I’ve Got An Ugly American Problem… And That Problem Is Me

In the mid-life analysis, I have no one to blame but myself.

I’m at fault.

I foolishly assumed that by confirming the availability on the website and by paying my money, the tour would actually happen. And barring that, that someone would contact me if there were issues, changes, cancellations.

I’ve been standing outside the Hotel Continental for 45 minutes and the tour hasn’t turned up. I’ve tried emailing them. I can’t reach them by phone. Not sure if it’s my phone or the Hotel’s desk phone or if these people don’t exist. This has been a lousy start to my holiday.

The guy next to me in the plane last night… this morning?… This guy in 22J was from a Tokyo bank who had been relocated and living in Saigon for the last seven years. He told me the plus to Vietnam is that there not a lot of violent crime; the downside is the massive corruption. He says when they finance a deal, say it’s for ten million, two million always vanishes off the top. Then there’s various “miscellaneous charges” wherein local officials and workers line their pockets with their own cuts of the deal. I said I was surprised he was still financing after seven years there. He shrugged and said it was the cost of doing business in Vietnam.

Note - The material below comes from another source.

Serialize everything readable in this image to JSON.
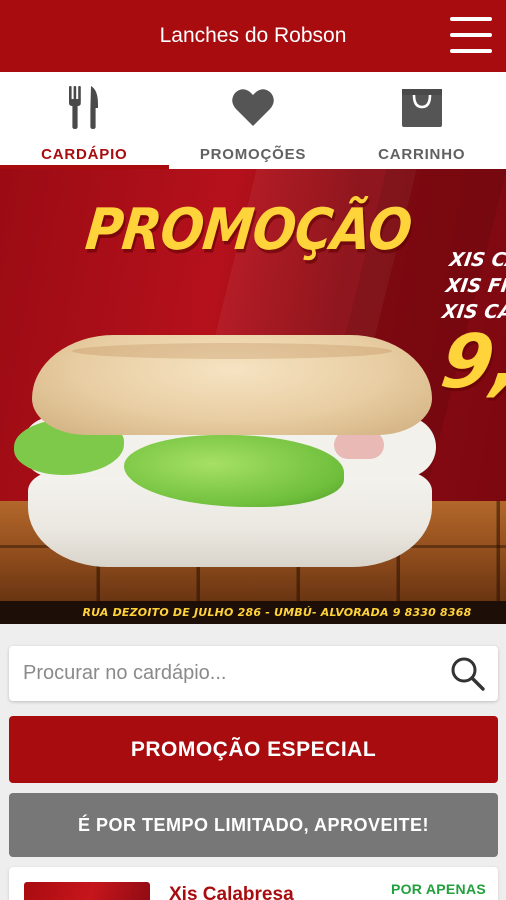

I guess I should’ve taken that as a warning extending even onto local tours. There’s a lot of different terms for charging me for a service that either doesn’t exist or doesn’t happen. One is theft. Fraud is another. Aggravating is the most apt at the moment.

I walked the 40 minutes to my airbnb figuring I should take in some of the HCM City besides the area outside the Hotel Continental.

The first thing I noticed was all the scooters.

Everyday folks commingling with Uber drivers on scooters giving folks piggybacked motorized rides, Grab (TM) bike scooter drivers doing the same sort of thing, tourists being offered the use of scooters by locals for a “miscellaneous fee.”

The second thing I noticed is that sidewalks are secondarily for pedestrians to walk on the side of the road.  Sidewalks in Ho Chi Minh are really shortcuts for scooters and there are no lanes.

Bumped and jostled by scooters repeatedly, again this is all my fault as I’m carrying my duffle and rucksack. It wasn’t the money I was trying to save by skipping the taxi or scooter ride and going by foot; I wanted to experience the city. And having scooters careen at, around, and occasionally through me FEELS like a Ho Chi Minh City experience.

I decided to sit by a river and tap out some thoughts. Sure, sure. It was party an excuse to catch my breath through the humid exhaust pipe that is this town’s literal atmosphere. But it also just felt like something I should do. Take a moment, feel the city around me.

Another experience was afforded me as I tried to get to the river walk. I needed to cross the road and thus found a crosswalk. I waited as scooters and cars whizzed by. I waited as trucks overloaded by construction equipment veered dangerously close to buses and cars. I waited as there were no breaks in the flow of vehicles. It’s like in European Vacation when Clarke Griswold is driving in a roundabout and waits to get a break to move over. Round and round and round and round. Except in this case, I was stationary as others went round and round and round past me.

I did eventually embrace my inner local, that kamikaze dash endemic to city dwellers the world over. You see it in NYC, in London, in Madagascar and yes you see it here in Vietnam. Sometimes the only way across is to take a leap of faith and fling oneself once more onto the breach.

I didn’t die. But it was close. My reward was this:

***

I’ve wandered many a back alley trying to find this airbnb. Googlemaps was no help; the locals I asked at various apartment buildings and storefronts seemed utterly baffled by the address.

I finally came across a woman who was poking her head outside and saying, “welcome.” I’m guessing it’s the right place (it looks kinda, sorta like the photos) but who knows? I’ll most likely be dead in the morning or missing a kidney or something.

When I messaged the airbnb proprietor asking questions, I found his reply to be… passive aggressive? Maybe it’s a language barrier.  Or maybe it’s me; it’s always me.

I’m unimpressed with Saigon and already am looking forward to leaving. Maybe I’m the ugliest of Americans but I don’t think so. I just kinda want to be treated as I would treat somebody.

Though maybe I’m only getting what I deserve and though I *think* I’d treat people well maybe in reality I’m as passive aggressive awful as can be.

This ultimately then remains all my fault.